Each of the mortgages for all of the properties are several months behind. We have a workout plan on the firsts, but would like to short/discount the seconds. We just got a letter from the seconds on two of the properties (I'm assuming the third is in the mail) that they are foreclosing.

The seconds are upside down on all properties.

What would be the best way to approach the second holders? Should I request a formal short sale package or would it be better to offer to buy the loans at a discount? And if so, what is the best approach to the bank asking for the assignment?

Thanks in advance for your help.

Comments(6)

  • mikeyd29th November, 2004

    PS - the properties have tenants in them.

  • dnvrkid29th November, 2004

    You say "I have three properties". Do you own these properties already? or are you attempting to buy them?

    If you own them, you won't get a short sale.

    If you are trying to buy them, you can contact the bank try to buy the notes, but if they are truly as far behind as you say, you may be better taking the short sale approach and laying out all the facts for them.

    I think you would get a better rate on the short sale rather than discounting the note.

  • jam20029th November, 2004

    Seems to me you've got 2 major problems.
    1)You're behind in your payments
    2) You've got a negative cash flow each month.

    A suggestion would be to see if you can sell one of the properties, maybe get enough out of it to get the other 2 current, perhaps even enough to pay down the mortgages so that your rent each month will make the payments on them.

    How much equity do you have in them?
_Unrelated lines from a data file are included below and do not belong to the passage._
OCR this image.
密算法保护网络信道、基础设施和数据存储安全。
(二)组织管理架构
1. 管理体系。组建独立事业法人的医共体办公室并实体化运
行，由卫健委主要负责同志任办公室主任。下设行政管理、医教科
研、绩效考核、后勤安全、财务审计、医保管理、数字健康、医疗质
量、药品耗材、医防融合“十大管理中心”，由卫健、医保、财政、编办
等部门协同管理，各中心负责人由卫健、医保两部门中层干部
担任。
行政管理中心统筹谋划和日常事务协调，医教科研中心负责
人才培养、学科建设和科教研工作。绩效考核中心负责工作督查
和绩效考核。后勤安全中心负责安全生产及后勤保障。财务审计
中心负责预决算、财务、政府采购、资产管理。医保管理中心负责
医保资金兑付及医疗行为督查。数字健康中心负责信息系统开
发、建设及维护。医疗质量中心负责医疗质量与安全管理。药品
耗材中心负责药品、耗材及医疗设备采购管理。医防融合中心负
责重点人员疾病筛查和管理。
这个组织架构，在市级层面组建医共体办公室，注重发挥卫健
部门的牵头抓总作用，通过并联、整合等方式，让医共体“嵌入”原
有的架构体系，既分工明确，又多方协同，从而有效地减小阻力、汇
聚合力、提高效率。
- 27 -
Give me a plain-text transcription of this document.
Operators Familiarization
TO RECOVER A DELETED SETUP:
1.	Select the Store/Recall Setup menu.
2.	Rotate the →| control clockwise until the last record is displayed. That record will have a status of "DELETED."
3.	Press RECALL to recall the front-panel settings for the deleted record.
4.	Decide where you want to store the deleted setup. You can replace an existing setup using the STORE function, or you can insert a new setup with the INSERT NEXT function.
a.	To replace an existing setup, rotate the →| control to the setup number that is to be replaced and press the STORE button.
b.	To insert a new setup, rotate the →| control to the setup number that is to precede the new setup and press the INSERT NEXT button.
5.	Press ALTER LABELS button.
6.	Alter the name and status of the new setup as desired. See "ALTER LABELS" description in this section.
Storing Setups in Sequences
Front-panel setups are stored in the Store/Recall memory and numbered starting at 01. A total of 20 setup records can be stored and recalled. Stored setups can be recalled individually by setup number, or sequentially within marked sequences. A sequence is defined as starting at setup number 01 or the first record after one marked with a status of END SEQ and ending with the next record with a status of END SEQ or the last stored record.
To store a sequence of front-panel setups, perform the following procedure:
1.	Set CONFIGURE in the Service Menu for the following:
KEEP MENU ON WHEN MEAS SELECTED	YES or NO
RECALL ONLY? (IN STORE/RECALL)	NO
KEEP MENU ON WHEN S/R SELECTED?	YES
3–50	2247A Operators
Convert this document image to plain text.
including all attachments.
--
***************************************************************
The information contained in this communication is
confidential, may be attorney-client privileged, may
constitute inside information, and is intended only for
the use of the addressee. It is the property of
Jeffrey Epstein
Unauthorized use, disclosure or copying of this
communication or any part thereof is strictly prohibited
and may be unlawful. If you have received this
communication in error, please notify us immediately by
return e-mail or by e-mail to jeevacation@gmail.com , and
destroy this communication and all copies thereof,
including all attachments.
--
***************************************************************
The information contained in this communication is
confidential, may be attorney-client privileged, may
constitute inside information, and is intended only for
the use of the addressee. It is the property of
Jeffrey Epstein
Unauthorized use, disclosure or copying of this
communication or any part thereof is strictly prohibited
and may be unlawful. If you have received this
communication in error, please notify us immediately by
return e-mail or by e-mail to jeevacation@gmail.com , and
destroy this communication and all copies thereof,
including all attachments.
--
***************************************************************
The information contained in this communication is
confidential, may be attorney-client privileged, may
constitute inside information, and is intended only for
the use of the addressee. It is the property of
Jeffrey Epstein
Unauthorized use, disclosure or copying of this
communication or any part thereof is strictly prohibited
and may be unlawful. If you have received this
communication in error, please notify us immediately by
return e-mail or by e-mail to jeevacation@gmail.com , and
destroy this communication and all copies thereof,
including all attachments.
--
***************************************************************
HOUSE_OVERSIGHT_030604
Hopefully you can sell them for more than you owe, at least! Any chance of a rent increase in your future? Just tossing out a couple of thoughts here...

    THIS is the serious downside of doing 100% financing on an investment property. It's VERY hard to do 100% and cash flow each month, unless you can get it DIRT cheap, and the way properties have been bid up here in Atlanta, that's pretty tuff to do nowadays.

  • mikeyd29th November, 2004

    Sorry - let me clarify...These are properties we are picking up. Not currently owned by us, but another owner.

    We are bringing the 1st's current and taking subject 2, we would like to short or discount the seconds.

    All are behind, the second holder however has sent a NOD and foreclosure warning.

    Thanks

  • TheShortSalePro29th November, 2004

    Your best bet would be to try to purchase the loans via an assignment... for cash.... before the juniors learn that the seniors are now or will soon be current... Otherwise, they'll just sit and wait.

  • olivetree9th January, 2005

    I have a similar situation - not sure how to deal with it. An investor owns a property and wants me to help. She is 2 months behind on both mortgages (80-15 at full appraised value). Property is vacant but there is a good lease-option candidate with good $$ down. The investor doesn't want the property and has no plans to pay the mortgages. She will deed the property to me.

    So the 2nd lienholder will "sell" the note? They're going to wonder why I would want to buy it, right? I can easily show why they're never going to get paid: vacant property, near-bankrupt investor, junior position, etc. Why would I - the new noteholder - think I am going to be paid?

    And why is this better than just asking for a short-pay? Yes, they will wonder/ask whether the 1st is being brought current. This question would be asked in either scenario, right?